Acho que a entrevista com o comandante ganharia muito se fosse chamado para entrevistá-lo o professor Omar Ribeiro do departamento de antropologia da Unicamp. O professor estava no Haiti na época do terremoto. Provavelmente a entrevista ganharia elementos críticos importantês, tanto no que se refere a condição social pré e pós-terremoto como para um debate sobre a permanencia de tropas brasileira no Haiti.

Rodrigo Castro

GOSTARIA Q VCS PARABENIZASSEM "CEL BERNARDES" PELO TRABALHO MARAVILHOSO Q ELE REALIZOU NO HAITI,SABEMOS Q ELE TEVE DE ENFRENTAR GRANDES DESAFIOS E COM CERTEZA NÃO FOI NADA FÁCIL .TEMOS MUITO ORGULHO DELE,COMO BRASILEIRO,COMO PROFISSIONAL E PRINCIPALMENTE POR FAZER PARTE DA NOSSA FAMÍLIA!!!!
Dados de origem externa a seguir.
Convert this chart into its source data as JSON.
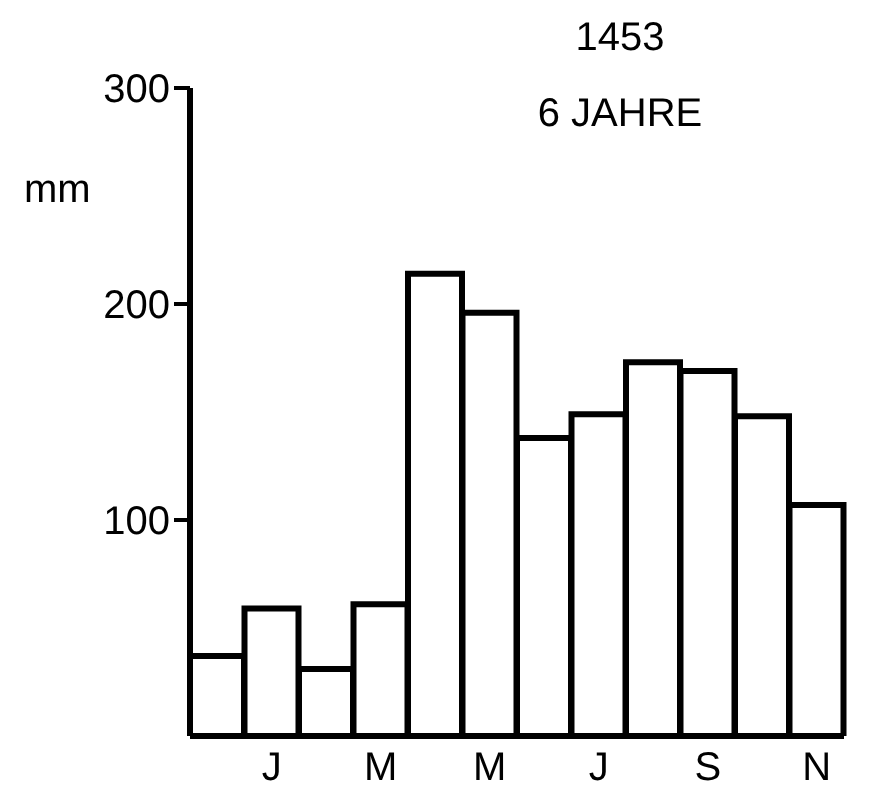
{
  "chart_data": {
    "type": "bar",
    "title": "1453",
    "subtitle": "6 JAHRE",
    "ylabel": "mm",
    "categories": [
      null,
      "J",
      null,
      "M",
      null,
      "M",
      null,
      "J",
      null,
      "S",
      null,
      "N"
    ],
    "values": [
      37,
      59,
      31,
      61,
      214,
      196,
      138,
      149,
      173,
      169,
      148,
      107
    ],
    "color": "#ffffff",
    "ylim": [
      0,
      300
    ],
    "yticks": [
      100,
      200,
      300
    ]
  }
}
LISANDRE BERNARDES MAISSIAT

GOSTARIA DE DAR UMA SUGESTÃO: FAZER UMA REPÓRTAGEM SOBRE A PEC 300/08 QUE ESTA TRAMITANDO NA CAMARA DOS DEP. FEDERAIS QUE FALA SOBRE O PISO DOS SALARIOS DOS POLICIAIS NO BRASIL, POR EXEMPLO NO RJ O PM GANHA R$800,00 EM QUANTO O DO DF GANHA R$4.500,00, PORQUE TANTA DIFERENÇA BRASILIA É MAIS PERIGOSO QUE O RJ? SEGUNDO INFORMAÇÕES O GOVERNADOR DE SP J. SERRA, DISSE QUE TEM DINHEIRO PARA PAGAR UM SALRIO AINDA MAIOR MAS POR NÃO GOSTAR DE POLICI NÃO VAI PAGAR E VAI FAZER DE TUDO PARA A PEC 300/08 NÃO SER APROVADA. QUE TAL DAR UMA OLHADA NESSA QUESTÃO? OBRIGADO, DESDE JÁ.